With the launch of a financial planning minor, the University of Minnesota Duluth business school joins a growing number of financial planning programs that are emblematic of the industry shift away from selling financial products and toward selling financial plans designed to meet clients' life goals.

Financial-planning programs are popping up all over the country to prepare enough advisers for the onslaught of baby boomers worried about running out of money in retirement. According to the Bureau of Labor Statistics, the number of workers employed as financial advisers is expected to increase by 30 percent from 2008 to 2018, a pace much faster than most occupations, although the agency expects tough competition for these jobs. The median wage for a financial planner is $68,200; in Minnesota, it's $53,910.

A growing number of these professionals will try for certified financial planner status, or CFP. The designation, requires courses in everything from estate planning to investing plus in-the-field experience. When it was created in 1973, 42 planners added CFP to their business cards. Today, more than 62,000 advisers have the CFP designation. In Minnesota, the University of St. Thomas and Minnesota State University, Mankato currently have programs registered with the Certified Financial Planner Board of Standards.

The University of Minnesota Duluth program, which is housed in its Labovitz School of Business and Economics, is in the process of registering.

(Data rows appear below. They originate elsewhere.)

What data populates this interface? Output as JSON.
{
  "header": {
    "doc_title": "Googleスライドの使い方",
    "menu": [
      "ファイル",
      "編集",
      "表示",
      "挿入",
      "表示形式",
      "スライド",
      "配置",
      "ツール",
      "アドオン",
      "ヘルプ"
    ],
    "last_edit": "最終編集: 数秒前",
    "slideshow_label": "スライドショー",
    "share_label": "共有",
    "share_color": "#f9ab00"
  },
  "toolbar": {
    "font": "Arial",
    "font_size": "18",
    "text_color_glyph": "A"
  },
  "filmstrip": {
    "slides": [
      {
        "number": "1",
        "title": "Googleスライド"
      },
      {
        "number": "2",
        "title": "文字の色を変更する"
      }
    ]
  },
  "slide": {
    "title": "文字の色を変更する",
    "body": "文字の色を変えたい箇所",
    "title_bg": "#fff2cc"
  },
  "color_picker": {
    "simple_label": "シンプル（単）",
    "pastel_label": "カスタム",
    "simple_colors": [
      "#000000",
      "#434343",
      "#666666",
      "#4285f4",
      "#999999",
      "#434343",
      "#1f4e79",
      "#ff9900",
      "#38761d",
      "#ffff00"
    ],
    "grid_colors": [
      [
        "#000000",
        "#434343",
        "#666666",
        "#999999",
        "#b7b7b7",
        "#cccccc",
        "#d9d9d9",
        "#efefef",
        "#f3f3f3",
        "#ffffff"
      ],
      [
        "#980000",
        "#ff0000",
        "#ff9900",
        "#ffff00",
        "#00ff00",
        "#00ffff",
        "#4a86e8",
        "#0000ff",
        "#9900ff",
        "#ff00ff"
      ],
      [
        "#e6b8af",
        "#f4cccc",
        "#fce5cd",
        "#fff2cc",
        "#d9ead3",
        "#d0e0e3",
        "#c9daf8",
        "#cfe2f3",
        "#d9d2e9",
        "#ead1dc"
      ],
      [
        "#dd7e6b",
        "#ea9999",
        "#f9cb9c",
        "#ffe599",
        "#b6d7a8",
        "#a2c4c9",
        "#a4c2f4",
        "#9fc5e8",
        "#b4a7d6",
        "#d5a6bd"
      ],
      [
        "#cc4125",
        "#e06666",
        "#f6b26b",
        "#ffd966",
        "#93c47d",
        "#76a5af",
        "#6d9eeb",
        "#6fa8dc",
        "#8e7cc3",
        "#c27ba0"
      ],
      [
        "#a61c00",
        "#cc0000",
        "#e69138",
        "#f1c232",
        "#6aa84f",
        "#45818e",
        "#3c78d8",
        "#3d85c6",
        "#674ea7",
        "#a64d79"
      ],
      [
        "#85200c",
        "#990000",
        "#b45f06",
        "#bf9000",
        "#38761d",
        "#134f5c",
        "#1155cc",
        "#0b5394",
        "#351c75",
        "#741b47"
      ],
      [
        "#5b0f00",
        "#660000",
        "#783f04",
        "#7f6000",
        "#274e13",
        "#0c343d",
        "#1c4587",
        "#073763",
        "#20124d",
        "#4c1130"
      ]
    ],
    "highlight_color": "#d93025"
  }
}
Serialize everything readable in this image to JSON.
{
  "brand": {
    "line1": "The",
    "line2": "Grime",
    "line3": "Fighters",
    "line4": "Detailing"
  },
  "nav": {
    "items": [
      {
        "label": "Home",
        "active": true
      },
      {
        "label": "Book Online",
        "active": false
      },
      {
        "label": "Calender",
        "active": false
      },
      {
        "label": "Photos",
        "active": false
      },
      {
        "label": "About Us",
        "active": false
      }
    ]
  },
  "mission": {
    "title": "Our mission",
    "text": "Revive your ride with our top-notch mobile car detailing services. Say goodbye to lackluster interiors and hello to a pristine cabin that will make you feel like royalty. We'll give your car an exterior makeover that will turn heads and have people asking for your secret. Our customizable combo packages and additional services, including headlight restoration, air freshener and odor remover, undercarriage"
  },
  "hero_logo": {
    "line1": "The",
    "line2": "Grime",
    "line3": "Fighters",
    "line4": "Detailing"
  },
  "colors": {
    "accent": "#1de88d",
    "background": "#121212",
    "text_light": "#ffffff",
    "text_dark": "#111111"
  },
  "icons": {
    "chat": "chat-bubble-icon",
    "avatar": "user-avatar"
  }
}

A technology lab funded by online brokerage TD Ameritrade and Bloomington-based JNBA Financial Advisors is central to the program. Students routinely watch JNBA's investment committee meetings via video conference and employees are made available to students. JNBA uses part of the lab for its new Duluth office. The school and its partners won't reveal the exact cost but said it's a six-figure investment.

Unlike many other CFP programs, which teach the materials in a classroom setting using textbooks, lectures and practice problems, in Duluth hands-on learning is key.

Wong, head of the finance program, is downright giddy about his students having access to real, live financial advisers. "I can only teach from the book. I have no experience about how it's done in reality. [JNBA advisers] have that experience ... and that has a big impact," he said.

Wong worked closely with Richard Brown, CEO of JNBA and a University of Minnesota Duluth alumnus, to develop the program, which is centered around teaching students to be fiduciaries that place their clients' interests before their own financial gain.

This is a hot topic in the industry, and the Securities and Exchange Commission is currently considering whether to require everyone who dispenses financial advice to adhere to this standard no matter how they're licensed.

"People are becoming much more educated on the difference between selling a product, making a commission, and the other side ... investing for a fee and having a fiduciary responsibility," Brown said.

The program has attracted interest from career-changers and non-students. A continuing education certificate program is on the drawing board.

On a recently cloudy afternoon, students hunched over laptops loaded with powerful financial planning software and worked on case studies designed to prepare them for real client meetings. How can the couple who recently graduated from college save for a house and meet student loan obligations? What does the family with young kids need to do to pay for college? The quality of these cases will make up half of their grade.

More than 150 miles away, JNBA employee Marie Williams sat in front of her own computer in the firm's Bloomington office, fielding questions about MoneyGuidePro software and the trade-offs between buying a house with a small down payment or waiting to save up 20 percent of the home price.

Earlier this month, after the Federal Reserve pledged to buy $600 billion worth of bonds in an attempt to jump-start the economy, students piled into the technology lab to hear JNBA's chief investment strategist discuss the move and how it may affect the firm's clients.

New to some of the lingo, senior Chris Musser said the conversation was hard to follow, but a Powerpoint presentation helped him gain understanding. His classmate Ron Moen, 20, got a lot out of the experience.

"It's really kind of cool to see what we talk about in class and how it applies in the real world," he said.